Well the wind and the rain and the frost have all duly arrived. The dahlias, cut down by the first frost are all now lifted and being washed and wrapped up ready for overwintering in the Orchid House. Leaves are wet underfoot and plants are dying back, ready to reappear next spring. Although my personal plant of the month, Hesperantha coccinea (formerly Schizostylis coccinea or Crimson flag lily) is still flowering away in the Long Border.
So it is a huge temptation to tidy the garden within an inch of its life and get rid of the old foliage and leaves. Here at the Garden, work goes on chopping down the Hot Border and I have worked steadily to completely overhaul one half of the Long Border. But, and I take a deep breath here, we do this because we are a Garden open to the public and we need to be ready for them when we open again next April. We are gardening throughout the year so that we can provide a show from April through to October.
However, I don’t do this at home in my own garden and I’d like to make a plea to you all not to be overly rigorous in the tidying department either. Leaving plant stems standing, or heaps of leaves at the back of borders or perhaps making a bug hotel (more of that later) can help wildlife to make it through the winter. Hedgehogs hibernate under clumps of leaves or in compost heaps over winter. I had a surprise one year clearing up leaf debris in the Hot Border when said clump started to move and grunt! I put the leaves back and apologised and no more was said.
Ladybirds, lacewings and other useful insects shelter in hollow stems and under bark over winter so leaving plants uncut over winter provides valuable habitat. Or you could build a bug hotel from offcuts of wood.
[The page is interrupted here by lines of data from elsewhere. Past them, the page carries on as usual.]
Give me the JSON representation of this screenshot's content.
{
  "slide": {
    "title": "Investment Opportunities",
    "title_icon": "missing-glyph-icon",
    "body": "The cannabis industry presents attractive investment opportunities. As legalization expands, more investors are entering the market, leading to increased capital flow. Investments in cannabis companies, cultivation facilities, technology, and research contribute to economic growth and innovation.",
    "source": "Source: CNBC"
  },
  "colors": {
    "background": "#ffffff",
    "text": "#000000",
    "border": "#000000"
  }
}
We have one on the wall here at the Garden and as you can see they are easy to make and you can let your imagination run riot. If you need help then a quick trawl through the internet will give you plenty of ideas and know how.
Even your compost heap has a part to play, providing shelter for hedgehogs, toads and maybe slow worms. So take care if you are turning it or perhaps leave turning it till spring. If you can, leave a part of your garden wild and tussocky , or plant it with some native wild flowers and grasses such as foxtail, cock’s-foot, yarrow, oxeye daisy and lesser knapweed. This provides great habitat for invertebrates such as beetles, butterflies and dragonflies. Carder bumblebees will make their home in an area like this and leaving the clover in your lawn will provide a rich source of nectar for all bees.
This is just a tiny selection of things you can do to support diversity in your garden. So instead of going outside in the cold, why not put your feet up with a cuppa and a seed or bulb catalogue safe in the knowledge that by doing nothing you are keeping your garden rich in wildlife. Happy Christmas.